A pair of Michigan banking companies said late Tuesday that they would merge to form the state's fourth-largest bank holding company.

Republic Bancorp of Ann Arbor has agreed to buy D&N Financial Corp. for $286 million of stock, or $30.14 per share of the Troy-based company. The price is 2.47 times D&N's book value and 18.2 times its earnings.

Republic, with $2.1 billion of assets, would gain 53 branches in southeastern Michigan. The merged company would have $4.1 billion of assets, 2,200 employees, 86 retail branches in Michigan, Ohio, and Indiana, and 94 mortgage offices in 21 states.

Among Michigan-based banking companies, only Comerica Inc., Old Kent Financial Corp., and Citizens Banking Corp. would be larger.

The deal, set to close in the second quarter, would make Republic not only a national mortgage lender but also a powerful in-state retail bank. D&N, a former thrift, has been building its commercial portfolio and retail branch network in recent years while Republic was bolstering out-of-state mortgage lending and Small Business Administration-backed lending operations.

"It creates a formidable player in the state," said Michael M. Moran, a senior bank analyst at Roney & Co. in Detroit.

Jerry D. Campbell, chairman and chief executive officer of Republic, said the deal would help his company become one of the state's banking leaders.

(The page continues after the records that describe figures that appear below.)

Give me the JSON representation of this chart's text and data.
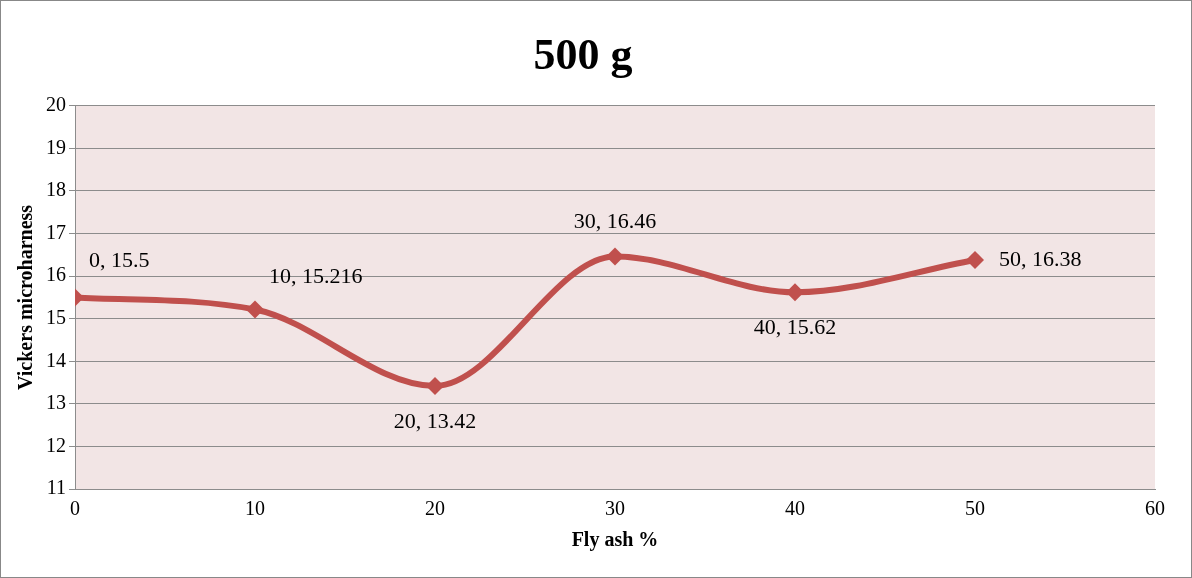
{
  "chart_data": {
    "type": "line",
    "title": "500 g",
    "xlabel": "Fly ash %",
    "ylabel": "Vickers microharness",
    "x": [
      0,
      10,
      20,
      30,
      40,
      50
    ],
    "series": [
      {
        "color": "#c0504d",
        "values": [
          15.5,
          15.216,
          13.42,
          16.46,
          15.62,
          16.38
        ],
        "value_labels": [
          "0, 15.5",
          "10, 15.216",
          "20, 13.42",
          "30, 16.46",
          "40, 15.62",
          "50, 16.38"
        ]
      }
    ],
    "xlim": [
      0,
      60
    ],
    "xticks": [
      0,
      10,
      20,
      30,
      40,
      50,
      60
    ],
    "ylim": [
      11,
      20
    ],
    "yticks": [
      11,
      12,
      13,
      14,
      15,
      16,
      17,
      18,
      19,
      20
    ],
    "grid": "y",
    "legend": false,
    "marker": "diamond",
    "line_style": "solid"
  }
}
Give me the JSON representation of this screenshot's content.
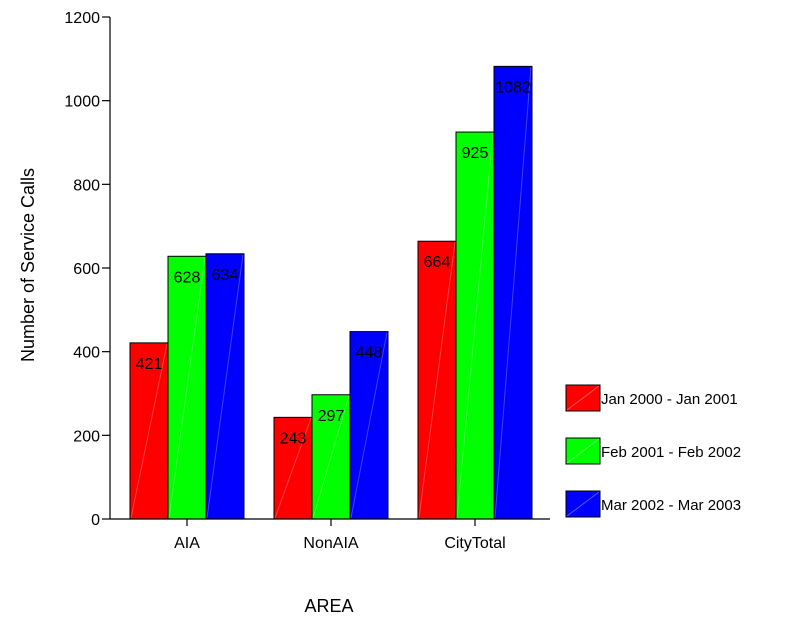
{
  "chart_data": {
    "type": "bar",
    "title": "",
    "xlabel": "AREA",
    "ylabel": "Number of Service Calls",
    "categories": [
      "AIA",
      "NonAIA",
      "CityTotal"
    ],
    "series": [
      {
        "name": "Jan 2000 - Jan 2001",
        "color": "#ff0000",
        "values": [
          421,
          243,
          664
        ]
      },
      {
        "name": "Feb 2001 - Feb 2002",
        "color": "#00ff00",
        "values": [
          628,
          297,
          925
        ]
      },
      {
        "name": "Mar 2002 - Mar 2003",
        "color": "#0000ff",
        "values": [
          634,
          448,
          1082
        ]
      }
    ],
    "ylim": [
      0,
      1200
    ],
    "yticks": [
      0,
      200,
      400,
      600,
      800,
      1000,
      1200
    ],
    "grid": false,
    "legend_position": "right",
    "data_labels": true
  }
}
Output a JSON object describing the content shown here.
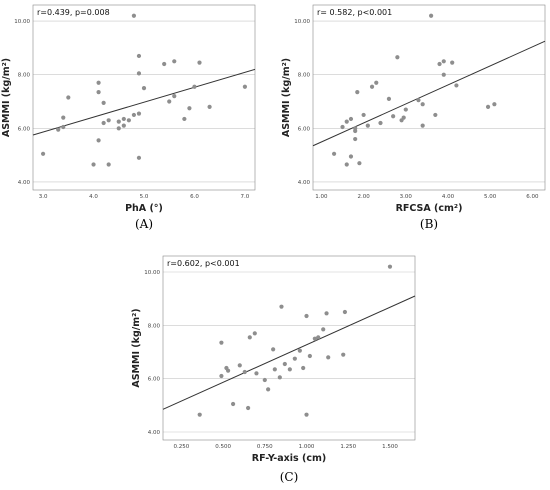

"It's an opportunity to leverage our strengths in mortgages and SBA lending with their strengths in commercial and retail banking," he said.

Mr. Campbell would be chairman and CEO of the combined company. George J. Butvilas, president and chief executive officer of D&N, would become vice chairman.

In late trading Wednesday, Republic's stock price was off $1.75 a share, at $14.875, while D&N was up $2.875, to $25.75.

Republic estimated the merger would add 1% to its earnings in 1999, and 4% in 2000. To hit those targets, the company said, it would cut $5 million, or a modest 3%, of the companies' combined expenses.

That Republic needs to cut so little seemed a positive sign to Roney's Mr. Moran.

"They won't have to have a scorched-earth program to make it work," he said. "Usually with mergers you see huge expense targets. Here they almost break even coming out of the gate."

Mr. Moran said he does not believe this deal will signal another round of large community bank mergers. He said he expects the same factors that have kept banks relatively quiet of late-market fluctuations, year-2000 concerns, and anxiety about the global economy-to keep a damper on most would-be buyers.